Ainsi, en Chine, la religion est refoulée de l’espace public. En subissant la pression de l’état, « les Églises se sont développées dans trois directions parmi d’autres : 1 devenir une église stagnante contrôlée par la réglementation gouvernementale, 2 devenir une secte politique dissidente au nom du calvinisme, ou, 3 devenir une religion populaire fanatique. La première direction est le résultat d’une totale assimilation de l’Église dans le système bureaucratique de l’état. Kwok Wei-Luen précise cette situation et il en montre les carences à partir de la vision théologique de Moltmann : « Si nous suivons l’ecclésiologie eschatologiquement orientée de Moltmann, l’Église ne peut pas être contrôlée et limitée par l’état, par des miracles populaires religieux, ni par des modes de résistance. L’église est un groupe de gens appelés, envoyés, justifiés et sanctifiés par Christ ressuscité. Ainsi Christ « les rassemble, les appelle et les envoie dans son futur eschatologique pour le monde ». Dans les trois orientations décrites précédemment, l’Église n’est pas pleinement libérée du pouvoir de l’histoire – une anticipation fixée et déterminée de l’espérance future.

Moltmann décrit l’espérance messianique en se référant au ‘futur dans la puissance de l’histoire’.  Son interprétation messianique, c’est la rédemption du futur du pouvoir de l’histoire.

Ce pouvoir de l’histoire est envisagé par Moltmann comme le pouvoir des puissants qui « étendent leur présent victorieux au futur pour augmenter et consolider leur pouvoir. Leur futur est sans alternatives et dépourvu de surprises. Ce n’est pas plus que la prolongation d’un état de possession, et son expansion. Leur futur est extrapolé des tendances de leur passé et de leur présent ». À partir de Moltmann, l’auteur nous montre un futur différent : « Inversement, l’Église messianique devrait opter pour une ouverture radicale de l’espérance. Dans le ‘moment messianique’, les lois et forces du passé ne sont plus compulsives. Le futur messianique de Dieu prend pouvoir sur le présent… » Ainsi, « ce futur messianique interdit à l’Église de devenir une institution apprivoisée de l’état ». Selon Moltmann, « la tâche du christianisme aujourd’hui est de résister à la stabilisation institutionnelle des choses et ‘en posant la question du sens’, de rendre les choses incertaines et de les garder mobiles et élastiques dans le processus de l’histoire ».

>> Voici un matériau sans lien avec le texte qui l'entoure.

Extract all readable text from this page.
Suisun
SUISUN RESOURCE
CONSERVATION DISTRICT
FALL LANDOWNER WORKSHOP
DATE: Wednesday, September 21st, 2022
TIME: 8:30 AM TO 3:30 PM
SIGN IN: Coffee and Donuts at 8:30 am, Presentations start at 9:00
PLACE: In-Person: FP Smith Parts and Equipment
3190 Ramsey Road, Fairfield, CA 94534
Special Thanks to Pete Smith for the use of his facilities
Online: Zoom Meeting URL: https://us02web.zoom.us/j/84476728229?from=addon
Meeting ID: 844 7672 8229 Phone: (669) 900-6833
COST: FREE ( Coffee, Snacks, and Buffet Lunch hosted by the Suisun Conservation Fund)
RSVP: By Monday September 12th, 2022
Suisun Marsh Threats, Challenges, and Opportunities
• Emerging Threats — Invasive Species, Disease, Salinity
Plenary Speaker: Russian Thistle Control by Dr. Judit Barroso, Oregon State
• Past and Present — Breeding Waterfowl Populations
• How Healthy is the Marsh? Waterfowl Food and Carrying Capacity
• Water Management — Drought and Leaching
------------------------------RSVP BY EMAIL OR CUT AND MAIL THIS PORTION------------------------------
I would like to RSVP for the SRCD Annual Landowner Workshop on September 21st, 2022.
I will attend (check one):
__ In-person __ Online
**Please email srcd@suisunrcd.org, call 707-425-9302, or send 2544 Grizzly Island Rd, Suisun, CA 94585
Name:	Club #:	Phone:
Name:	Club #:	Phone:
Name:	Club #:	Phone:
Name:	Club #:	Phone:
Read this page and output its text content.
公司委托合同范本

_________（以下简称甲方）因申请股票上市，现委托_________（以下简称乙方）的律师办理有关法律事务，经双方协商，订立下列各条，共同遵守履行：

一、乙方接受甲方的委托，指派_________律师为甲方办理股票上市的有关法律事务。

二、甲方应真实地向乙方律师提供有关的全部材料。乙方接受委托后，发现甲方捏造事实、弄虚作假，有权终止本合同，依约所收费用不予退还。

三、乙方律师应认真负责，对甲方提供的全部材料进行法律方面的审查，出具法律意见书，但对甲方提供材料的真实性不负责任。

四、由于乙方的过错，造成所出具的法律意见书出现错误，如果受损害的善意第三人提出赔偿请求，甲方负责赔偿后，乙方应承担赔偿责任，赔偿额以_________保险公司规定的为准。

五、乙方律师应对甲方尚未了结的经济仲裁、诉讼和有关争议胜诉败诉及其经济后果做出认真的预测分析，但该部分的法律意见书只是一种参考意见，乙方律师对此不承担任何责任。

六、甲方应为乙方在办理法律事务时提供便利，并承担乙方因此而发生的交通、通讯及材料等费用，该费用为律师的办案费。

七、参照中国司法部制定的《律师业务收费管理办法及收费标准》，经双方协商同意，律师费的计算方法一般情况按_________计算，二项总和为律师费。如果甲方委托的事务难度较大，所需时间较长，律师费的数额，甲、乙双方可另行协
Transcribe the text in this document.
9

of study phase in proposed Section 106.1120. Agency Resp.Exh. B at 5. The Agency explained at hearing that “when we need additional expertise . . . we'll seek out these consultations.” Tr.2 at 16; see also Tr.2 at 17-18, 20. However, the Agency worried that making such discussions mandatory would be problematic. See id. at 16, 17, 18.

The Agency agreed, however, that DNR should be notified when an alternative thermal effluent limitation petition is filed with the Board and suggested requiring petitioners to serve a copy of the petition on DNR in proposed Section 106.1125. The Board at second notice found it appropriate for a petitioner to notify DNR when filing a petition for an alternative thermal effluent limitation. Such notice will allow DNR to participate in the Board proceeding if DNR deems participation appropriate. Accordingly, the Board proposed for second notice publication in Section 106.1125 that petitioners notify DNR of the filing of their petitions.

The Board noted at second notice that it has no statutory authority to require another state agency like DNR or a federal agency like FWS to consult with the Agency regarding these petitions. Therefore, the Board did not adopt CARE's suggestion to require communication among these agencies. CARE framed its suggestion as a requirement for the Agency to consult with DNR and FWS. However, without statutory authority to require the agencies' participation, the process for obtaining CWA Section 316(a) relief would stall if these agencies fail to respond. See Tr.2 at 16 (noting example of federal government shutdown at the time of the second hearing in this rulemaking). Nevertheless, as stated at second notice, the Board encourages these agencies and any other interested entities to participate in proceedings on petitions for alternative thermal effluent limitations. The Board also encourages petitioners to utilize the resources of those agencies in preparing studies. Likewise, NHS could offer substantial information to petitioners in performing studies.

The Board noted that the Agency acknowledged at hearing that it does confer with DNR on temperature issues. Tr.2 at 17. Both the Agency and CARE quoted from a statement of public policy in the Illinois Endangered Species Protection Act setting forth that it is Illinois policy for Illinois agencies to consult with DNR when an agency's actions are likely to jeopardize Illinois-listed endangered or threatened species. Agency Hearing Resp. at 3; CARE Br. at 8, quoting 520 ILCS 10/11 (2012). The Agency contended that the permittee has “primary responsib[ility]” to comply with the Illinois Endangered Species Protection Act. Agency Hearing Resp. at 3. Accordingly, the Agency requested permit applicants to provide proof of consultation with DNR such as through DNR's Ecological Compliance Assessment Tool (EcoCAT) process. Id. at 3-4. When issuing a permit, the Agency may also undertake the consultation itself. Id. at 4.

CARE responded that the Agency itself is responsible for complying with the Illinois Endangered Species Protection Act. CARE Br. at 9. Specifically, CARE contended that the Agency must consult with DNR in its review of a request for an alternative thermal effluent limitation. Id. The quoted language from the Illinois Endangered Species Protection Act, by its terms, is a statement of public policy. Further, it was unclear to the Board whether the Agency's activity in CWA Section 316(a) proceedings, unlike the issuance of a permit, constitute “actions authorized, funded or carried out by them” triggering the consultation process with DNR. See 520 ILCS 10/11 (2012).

Dans la même perspective, Kwok Wei-luen « invite les chrétiens à sortir de leurs rôles socialement fixés ». Il s’inscrit dans la vision de Moltmann en préconisant une Église de l’exode. « L’Église doit s’aventurer dans un exode pour une vie nouvelle plutôt que de préserver le statu quo d’une société moderne industrielle. Le futur messianique garde l’Église de la tentation de devenir un instrument du pouvoir d l’histoire… Seule une Église de l’exode peut aider la société à apprécier la valeur de la rédemption messianique… Si elle ne s’aventure pas en Église de l’exode, l’Église chinoise peut seulement devenir un ‘cultus privatus’, un culte privé. De cette façon, la croyance religieuse ne fera qu’intensifier la solitude et l’isolement des vies individuelles ».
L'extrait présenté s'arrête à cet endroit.